LinuxLists.cc - Re: [Patch] Support UTF-8 scripts

2005-09-18 19:24:05

Subject: Re: [Patch] Support UTF-8 scripts

Bernd Petrovitsch <[email protected]> wrote:
> On Sun, 2005-09-18 at 09:23 +0200, "Martin v. L?wis" wrote:
> [...]
>> >>Hmm. What does that have to do with the patch I'm proposing? This
>> >>patch does *not* interfere with all text files. It is only relevant
>> >>for executable files starting with the #! magic.
>> >
>> > It *does* interfere since scripts are also text files in every aspect.
>> > So every feature you want for "scripts" you also get for text files (and
>> > vice versa BTW).
>>
>> The specific feature I get is that when I pass a file starting
>> with <utf8sig>#! to execve, Linux will execute the file following
>> the #!. In what way do I get this feature for text in general?
>> And if I do, why is that a problem?
>
> After applying this patch it seems that "Linux" is supporting this
> marker officially in general - especially if the kernel supports it.
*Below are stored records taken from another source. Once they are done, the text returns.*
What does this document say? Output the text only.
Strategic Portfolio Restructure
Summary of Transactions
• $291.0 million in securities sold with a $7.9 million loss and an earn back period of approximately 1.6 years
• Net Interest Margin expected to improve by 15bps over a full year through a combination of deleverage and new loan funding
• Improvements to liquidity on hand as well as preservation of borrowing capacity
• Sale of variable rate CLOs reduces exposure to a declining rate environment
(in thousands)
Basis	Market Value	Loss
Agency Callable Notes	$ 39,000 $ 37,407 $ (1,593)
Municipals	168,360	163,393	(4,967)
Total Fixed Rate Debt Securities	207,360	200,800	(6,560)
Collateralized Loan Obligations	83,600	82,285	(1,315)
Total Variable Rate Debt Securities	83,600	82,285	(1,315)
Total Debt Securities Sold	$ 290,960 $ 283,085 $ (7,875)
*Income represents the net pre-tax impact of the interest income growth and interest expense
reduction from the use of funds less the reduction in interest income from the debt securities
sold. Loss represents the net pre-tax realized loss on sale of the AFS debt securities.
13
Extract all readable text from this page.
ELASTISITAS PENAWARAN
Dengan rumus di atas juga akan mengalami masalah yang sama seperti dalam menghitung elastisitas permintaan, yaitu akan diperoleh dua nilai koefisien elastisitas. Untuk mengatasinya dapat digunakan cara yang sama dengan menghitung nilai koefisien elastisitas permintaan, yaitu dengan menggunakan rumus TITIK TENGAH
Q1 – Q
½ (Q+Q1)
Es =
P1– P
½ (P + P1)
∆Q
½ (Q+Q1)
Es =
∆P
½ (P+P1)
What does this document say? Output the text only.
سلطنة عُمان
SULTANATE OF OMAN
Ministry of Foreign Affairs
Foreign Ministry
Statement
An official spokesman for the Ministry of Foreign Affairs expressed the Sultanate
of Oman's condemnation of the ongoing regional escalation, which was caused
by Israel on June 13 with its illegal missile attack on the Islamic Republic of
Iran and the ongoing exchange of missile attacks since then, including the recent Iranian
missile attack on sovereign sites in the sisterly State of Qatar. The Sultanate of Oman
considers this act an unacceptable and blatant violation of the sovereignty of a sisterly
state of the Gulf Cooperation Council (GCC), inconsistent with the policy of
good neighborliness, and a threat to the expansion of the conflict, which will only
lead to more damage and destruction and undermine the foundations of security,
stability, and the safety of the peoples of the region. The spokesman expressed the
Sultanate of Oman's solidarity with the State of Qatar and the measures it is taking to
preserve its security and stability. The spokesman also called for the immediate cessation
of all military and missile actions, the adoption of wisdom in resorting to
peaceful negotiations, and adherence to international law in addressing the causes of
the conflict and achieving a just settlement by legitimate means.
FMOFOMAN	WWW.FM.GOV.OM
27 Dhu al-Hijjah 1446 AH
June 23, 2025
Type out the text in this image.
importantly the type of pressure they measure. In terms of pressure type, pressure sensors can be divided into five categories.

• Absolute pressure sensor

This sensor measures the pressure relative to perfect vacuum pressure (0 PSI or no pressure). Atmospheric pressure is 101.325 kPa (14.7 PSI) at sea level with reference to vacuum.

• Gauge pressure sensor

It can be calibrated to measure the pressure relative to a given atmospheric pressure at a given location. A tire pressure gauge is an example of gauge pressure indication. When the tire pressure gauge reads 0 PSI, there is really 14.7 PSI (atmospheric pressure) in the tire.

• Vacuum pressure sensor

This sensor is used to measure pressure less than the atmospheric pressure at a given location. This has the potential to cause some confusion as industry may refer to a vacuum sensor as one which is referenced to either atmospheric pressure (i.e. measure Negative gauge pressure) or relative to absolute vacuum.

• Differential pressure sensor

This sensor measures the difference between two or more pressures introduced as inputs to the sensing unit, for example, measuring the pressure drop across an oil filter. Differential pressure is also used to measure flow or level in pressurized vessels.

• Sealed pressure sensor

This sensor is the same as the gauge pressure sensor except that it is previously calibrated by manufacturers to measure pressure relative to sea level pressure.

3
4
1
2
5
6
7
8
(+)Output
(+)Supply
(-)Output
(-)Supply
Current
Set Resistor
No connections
It will be the first POSIX kernel to correctly support utf-8 scripts.
It's 2005, and according to other(?) posters, this should be standard.

> I
> suppose the next kernel patch is to support Win-like CR-LF sequences
> (which is not the case AFAIK).

Maybe it should, maybe it shouldn't. If I used MAC or DOS, I'd be sure it
should.-)

> BTW even some standards body thinks that this is the way to go,

Not surprisingly the Unicode Consortium is one of them.

> it
> raises more problems and questions than resolves anything.

The problem of ow to handle BOM is solved by reading the standard.

> And though scripts are usually edited/changed/"parsed"/... with an text
> editor, it is not always the case. Therefore the automatic extension to
> *all text files* (especially as the marker basically applies to all text
> files, not only scripts).
> You want to focus just on your patch and ignore the directly implied
> potential problems arising ...

There is no problem arising from the patch, it solves one.
To solve the rest, use recode.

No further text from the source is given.